Qisda Group announced on 18th January that its Board of Directors has approved the application for a listing and IPO in Hong Kong through its subsidiary BenQ BM Holding Cayman Corp., which will be proposed for approval at the first annual shareholder meeting on 14th March 2024.
BenQ Medical Center currently owns two major teaching hospitals, Nanjing BenQ Medical Center and Suzhou BenQ Medical Center, and has invested in a hospital in Guangxi.

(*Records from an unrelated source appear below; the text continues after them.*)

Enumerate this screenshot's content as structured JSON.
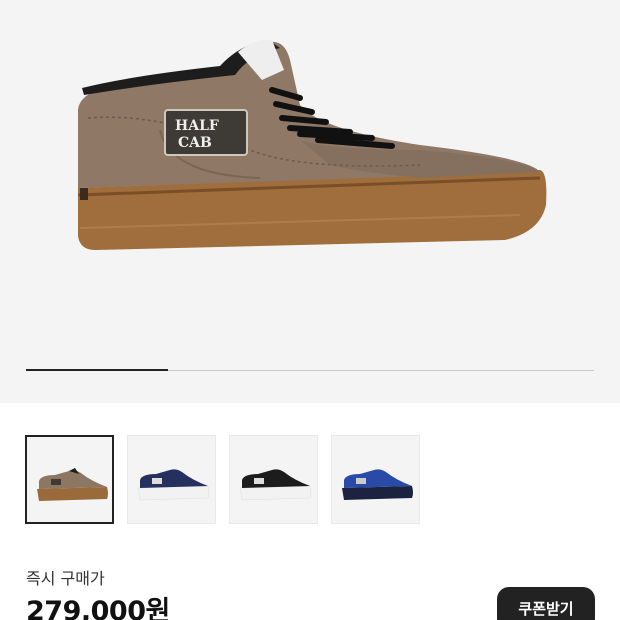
{
  "product": {
    "image_alt": "HALF CAB sneaker",
    "logo_lines": [
      "HALF",
      "CAB"
    ]
  },
  "gallery": {
    "progress": 0.25,
    "thumbnails": [
      {
        "label": "brown",
        "upper": "#8d7662",
        "sole": "#9b6a3a",
        "selected": true
      },
      {
        "label": "navy",
        "upper": "#25305e",
        "sole": "#f2f2f2",
        "selected": false
      },
      {
        "label": "black",
        "upper": "#1c1c1c",
        "sole": "#f2f2f2",
        "selected": false
      },
      {
        "label": "blue",
        "upper": "#2a4aa8",
        "sole": "#1c2340",
        "selected": false
      }
    ]
  },
  "purchase": {
    "price_label": "즉시 구매가",
    "price": "279,000원",
    "coupon_button": "쿠폰받기"
  }
}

The medical centre is the largest business unit within Qisda Group and spearheads Qisda's operation in the healthcare industry.

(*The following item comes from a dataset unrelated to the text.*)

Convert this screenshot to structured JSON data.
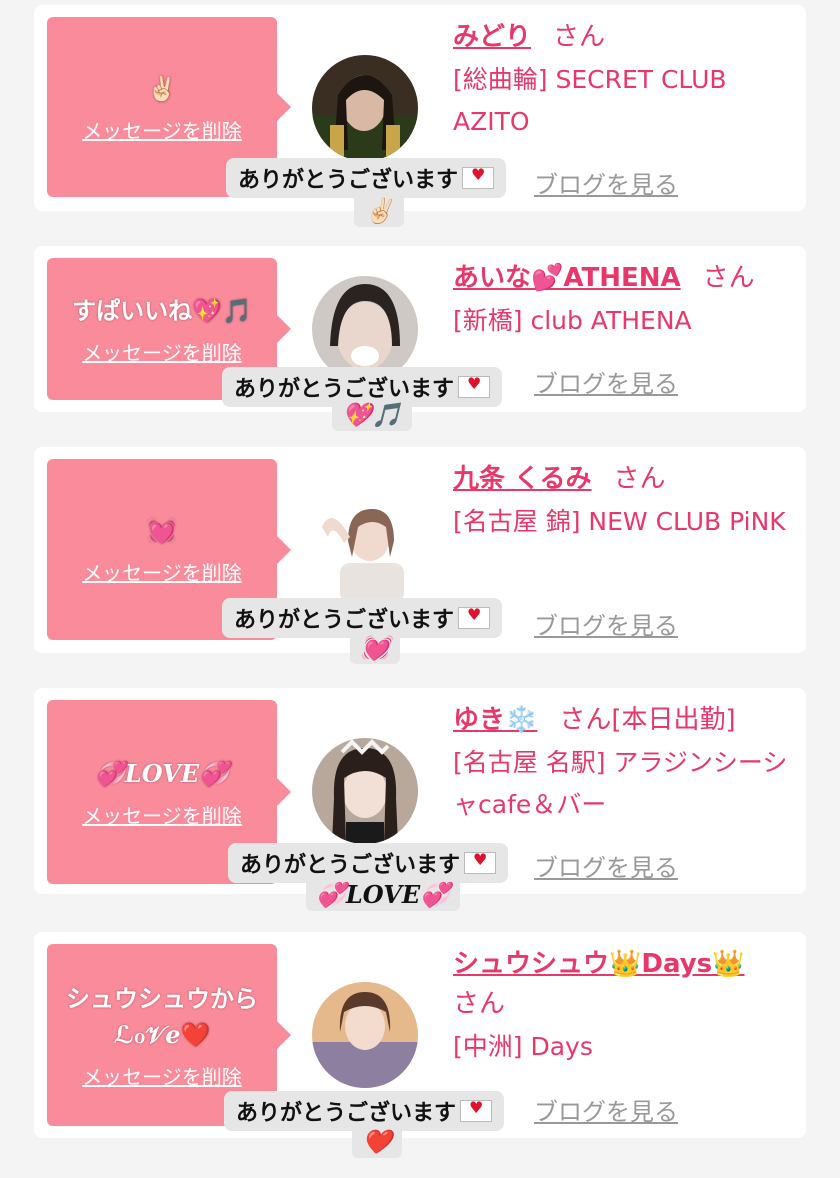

According to Qisda, the listing and IPO will enable BenQ Medical Center to raise funds from diversified sources to strengthen its capital and optimise its financial structure, with a view to further expanding the hospital's scale, increasing the number of hospital beds and introducing specialised medical teams and equipment.
In addition, the listing and IPO will also effectively enhance the visibility of Qisda Group in the healthcare business and attract more talents, which will be conducive to increasing the Group's revenue and profitability, and is expected to accelerate the growth momentum for future operations and pursue the best interests of shareholders.
According to sources, the IPO will be priced at US$1 per share. The number of new shares is expected to represent approximately 10-25% of the group's total shareholding after the issue, which will result in a reduction of Qisda's shareholding in BenQ Medical Center by 9.5-23.75%.